Éste es un milagro de Jesús, pero se realiza a través de la iglesia (comunidad) y de la familia de la niña moribunda. En ese sentido, su gran protagonista es el padre que debe cambiar. Es un milagro de “educación” que se centra en el cambio radical del padre, que ha de aprender a creer en Dios creyendo en su hijo, dialogando con ella y ofreciéndola un espacio de maduración como mujer, como persona. Por eso, el evangelio introduce a los representantes de la comunidad mesiánica en el hogar y familia de esta niña, para que ellos ofrezcan el testimonio concreto de la vida de Dios que se expresa en la maduración personal dentro de un contexto familiar y social de acogida.

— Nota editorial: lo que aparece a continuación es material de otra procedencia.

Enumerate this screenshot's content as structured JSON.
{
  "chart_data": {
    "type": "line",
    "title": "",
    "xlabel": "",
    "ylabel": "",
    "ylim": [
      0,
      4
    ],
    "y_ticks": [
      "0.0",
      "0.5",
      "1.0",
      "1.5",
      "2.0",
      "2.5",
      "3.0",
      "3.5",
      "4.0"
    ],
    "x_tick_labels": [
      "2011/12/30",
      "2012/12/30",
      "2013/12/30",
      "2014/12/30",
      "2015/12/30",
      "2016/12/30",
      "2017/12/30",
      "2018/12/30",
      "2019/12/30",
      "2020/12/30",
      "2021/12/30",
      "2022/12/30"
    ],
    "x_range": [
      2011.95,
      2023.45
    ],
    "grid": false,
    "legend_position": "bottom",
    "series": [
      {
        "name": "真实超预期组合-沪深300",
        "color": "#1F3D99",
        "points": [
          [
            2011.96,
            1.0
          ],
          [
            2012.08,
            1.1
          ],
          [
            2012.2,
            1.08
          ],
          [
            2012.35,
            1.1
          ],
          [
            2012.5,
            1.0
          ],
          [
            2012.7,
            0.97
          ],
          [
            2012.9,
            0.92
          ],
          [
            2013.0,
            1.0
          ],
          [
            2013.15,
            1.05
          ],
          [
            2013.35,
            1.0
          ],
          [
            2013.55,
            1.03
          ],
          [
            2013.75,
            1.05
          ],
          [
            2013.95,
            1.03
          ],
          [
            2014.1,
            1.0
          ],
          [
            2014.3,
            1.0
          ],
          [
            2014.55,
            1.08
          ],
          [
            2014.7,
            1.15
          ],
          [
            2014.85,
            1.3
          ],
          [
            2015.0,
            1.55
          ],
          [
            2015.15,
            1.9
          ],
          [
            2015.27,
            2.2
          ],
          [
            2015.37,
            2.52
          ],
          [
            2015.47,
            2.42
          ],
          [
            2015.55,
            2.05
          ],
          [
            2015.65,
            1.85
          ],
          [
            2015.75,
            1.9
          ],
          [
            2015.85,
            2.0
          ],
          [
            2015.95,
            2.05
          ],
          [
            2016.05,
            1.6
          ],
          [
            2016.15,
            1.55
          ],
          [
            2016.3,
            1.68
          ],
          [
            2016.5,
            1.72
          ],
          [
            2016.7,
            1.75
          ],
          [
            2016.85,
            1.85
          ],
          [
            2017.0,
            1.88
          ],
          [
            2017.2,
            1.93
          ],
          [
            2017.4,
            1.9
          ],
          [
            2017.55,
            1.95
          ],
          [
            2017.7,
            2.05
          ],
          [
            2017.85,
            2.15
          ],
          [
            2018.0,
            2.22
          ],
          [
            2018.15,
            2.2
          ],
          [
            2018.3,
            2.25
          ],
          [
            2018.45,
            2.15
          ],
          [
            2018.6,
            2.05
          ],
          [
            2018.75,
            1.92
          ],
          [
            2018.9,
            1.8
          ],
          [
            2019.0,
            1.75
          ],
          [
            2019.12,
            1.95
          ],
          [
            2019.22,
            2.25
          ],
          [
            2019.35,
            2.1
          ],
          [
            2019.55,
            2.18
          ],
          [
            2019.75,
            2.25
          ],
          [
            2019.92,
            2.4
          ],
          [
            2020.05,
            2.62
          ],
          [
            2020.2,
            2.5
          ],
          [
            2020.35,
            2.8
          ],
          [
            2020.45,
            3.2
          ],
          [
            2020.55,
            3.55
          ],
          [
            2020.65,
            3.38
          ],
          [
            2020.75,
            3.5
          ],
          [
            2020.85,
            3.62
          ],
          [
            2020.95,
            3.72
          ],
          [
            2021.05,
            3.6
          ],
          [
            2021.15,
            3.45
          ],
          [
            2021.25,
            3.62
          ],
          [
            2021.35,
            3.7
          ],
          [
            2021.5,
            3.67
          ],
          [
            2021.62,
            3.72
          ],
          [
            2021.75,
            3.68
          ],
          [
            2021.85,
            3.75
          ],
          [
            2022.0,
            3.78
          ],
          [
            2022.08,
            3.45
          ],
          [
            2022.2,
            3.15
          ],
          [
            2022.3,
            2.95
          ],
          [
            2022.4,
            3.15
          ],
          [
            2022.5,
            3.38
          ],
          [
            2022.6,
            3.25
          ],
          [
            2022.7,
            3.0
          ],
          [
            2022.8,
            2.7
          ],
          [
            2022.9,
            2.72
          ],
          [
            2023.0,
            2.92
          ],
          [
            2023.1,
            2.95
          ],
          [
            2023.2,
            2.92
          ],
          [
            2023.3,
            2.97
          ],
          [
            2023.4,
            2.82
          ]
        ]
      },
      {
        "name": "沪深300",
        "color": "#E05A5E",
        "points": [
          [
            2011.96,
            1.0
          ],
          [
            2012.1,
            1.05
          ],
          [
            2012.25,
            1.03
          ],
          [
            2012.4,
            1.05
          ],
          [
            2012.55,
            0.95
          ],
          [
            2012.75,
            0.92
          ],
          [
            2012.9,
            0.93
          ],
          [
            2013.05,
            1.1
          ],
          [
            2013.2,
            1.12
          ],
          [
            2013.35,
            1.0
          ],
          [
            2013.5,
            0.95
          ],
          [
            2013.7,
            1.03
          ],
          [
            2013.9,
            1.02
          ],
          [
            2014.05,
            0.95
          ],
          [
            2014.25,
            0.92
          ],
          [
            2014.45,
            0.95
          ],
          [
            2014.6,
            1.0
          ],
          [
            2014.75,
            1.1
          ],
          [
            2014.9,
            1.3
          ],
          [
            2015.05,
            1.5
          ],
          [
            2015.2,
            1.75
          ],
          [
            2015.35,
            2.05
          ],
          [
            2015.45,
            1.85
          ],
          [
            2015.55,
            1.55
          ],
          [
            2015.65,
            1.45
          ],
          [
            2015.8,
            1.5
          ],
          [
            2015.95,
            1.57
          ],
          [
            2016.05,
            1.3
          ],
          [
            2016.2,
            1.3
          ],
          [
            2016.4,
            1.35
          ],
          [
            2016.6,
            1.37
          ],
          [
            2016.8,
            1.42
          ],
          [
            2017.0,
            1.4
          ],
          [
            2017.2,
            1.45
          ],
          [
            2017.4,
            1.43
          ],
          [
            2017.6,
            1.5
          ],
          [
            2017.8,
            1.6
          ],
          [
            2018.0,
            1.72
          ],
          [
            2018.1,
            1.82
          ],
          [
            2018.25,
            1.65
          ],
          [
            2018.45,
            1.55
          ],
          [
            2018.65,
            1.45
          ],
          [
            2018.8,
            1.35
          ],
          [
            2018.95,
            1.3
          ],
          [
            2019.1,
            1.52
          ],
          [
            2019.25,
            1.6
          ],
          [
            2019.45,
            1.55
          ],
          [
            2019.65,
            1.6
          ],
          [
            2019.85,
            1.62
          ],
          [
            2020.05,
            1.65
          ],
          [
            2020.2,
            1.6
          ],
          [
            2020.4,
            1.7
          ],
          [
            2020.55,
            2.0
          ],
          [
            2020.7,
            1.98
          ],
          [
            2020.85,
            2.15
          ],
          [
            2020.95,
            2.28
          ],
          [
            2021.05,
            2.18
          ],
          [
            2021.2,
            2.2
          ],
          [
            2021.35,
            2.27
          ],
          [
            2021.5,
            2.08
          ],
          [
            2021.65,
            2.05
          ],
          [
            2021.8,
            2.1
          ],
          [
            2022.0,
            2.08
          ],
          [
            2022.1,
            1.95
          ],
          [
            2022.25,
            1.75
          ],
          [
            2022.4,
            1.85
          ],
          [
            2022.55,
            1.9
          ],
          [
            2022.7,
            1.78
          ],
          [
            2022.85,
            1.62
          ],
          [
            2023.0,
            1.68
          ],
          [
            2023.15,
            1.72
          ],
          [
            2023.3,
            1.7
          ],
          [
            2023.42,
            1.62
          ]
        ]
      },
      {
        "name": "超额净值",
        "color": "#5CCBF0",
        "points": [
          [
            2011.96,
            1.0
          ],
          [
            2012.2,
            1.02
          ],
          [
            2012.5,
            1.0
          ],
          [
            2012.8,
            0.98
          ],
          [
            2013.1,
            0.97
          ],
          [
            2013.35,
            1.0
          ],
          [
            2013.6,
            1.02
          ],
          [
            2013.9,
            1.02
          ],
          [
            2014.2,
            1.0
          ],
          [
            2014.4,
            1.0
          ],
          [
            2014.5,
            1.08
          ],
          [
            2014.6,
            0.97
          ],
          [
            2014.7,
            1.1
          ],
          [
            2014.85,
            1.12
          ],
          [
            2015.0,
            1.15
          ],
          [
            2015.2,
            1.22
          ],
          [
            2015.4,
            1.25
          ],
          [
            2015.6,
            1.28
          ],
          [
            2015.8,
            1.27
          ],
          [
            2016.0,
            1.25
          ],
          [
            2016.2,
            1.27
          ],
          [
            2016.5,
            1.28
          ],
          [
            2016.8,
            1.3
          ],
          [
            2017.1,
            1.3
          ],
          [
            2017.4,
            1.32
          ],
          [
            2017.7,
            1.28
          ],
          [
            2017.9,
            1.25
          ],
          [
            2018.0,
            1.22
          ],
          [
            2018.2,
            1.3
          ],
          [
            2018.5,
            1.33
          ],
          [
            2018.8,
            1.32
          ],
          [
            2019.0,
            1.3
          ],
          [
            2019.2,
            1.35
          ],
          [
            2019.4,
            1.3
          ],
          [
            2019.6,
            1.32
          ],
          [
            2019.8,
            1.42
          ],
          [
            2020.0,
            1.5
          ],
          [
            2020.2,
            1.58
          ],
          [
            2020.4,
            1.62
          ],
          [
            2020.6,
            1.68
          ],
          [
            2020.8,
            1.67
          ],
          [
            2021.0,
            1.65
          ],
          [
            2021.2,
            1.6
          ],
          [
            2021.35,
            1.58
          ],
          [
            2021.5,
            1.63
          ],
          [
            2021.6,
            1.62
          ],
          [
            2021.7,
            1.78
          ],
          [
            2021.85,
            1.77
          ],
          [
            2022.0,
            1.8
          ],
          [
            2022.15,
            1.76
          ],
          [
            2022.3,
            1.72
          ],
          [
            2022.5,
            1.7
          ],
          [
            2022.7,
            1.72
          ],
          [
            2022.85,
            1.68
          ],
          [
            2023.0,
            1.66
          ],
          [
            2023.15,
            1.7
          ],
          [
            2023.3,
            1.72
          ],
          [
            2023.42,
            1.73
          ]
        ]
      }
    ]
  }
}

Evidentemente (en un plano humano), Jesús no puede curar a esta niña si el padre no cambia y si no viene a su lado la madre, para abrir ante su hija un espacio de nueva humanidad (cf. 5, 40). Jesús no puede curarla si no se comprometen otros miembros de la comunidad para ofrecerle un espacio de maduración humana en el camino del Reino. No tenemos aquí ningún dato confesional (ni judío, ni cristiano), ningún dogma o principio exterior.
El texto nos sitúa en un espacio radicalmente humano, de fe personal… que se hace fe social: Que los padres abran un espacio de confianza y vida para la hija (para los hijos), que lo haga la comunidad, los tres “compañeros de Jesús”. Este padre “archisinagogo” ha de creer en Dios creyendo en su hija, abriendo un camino de vida ate ella. Sólo en ese contexto se podrá hablar de Jesús, evocando (invocando) su presencia.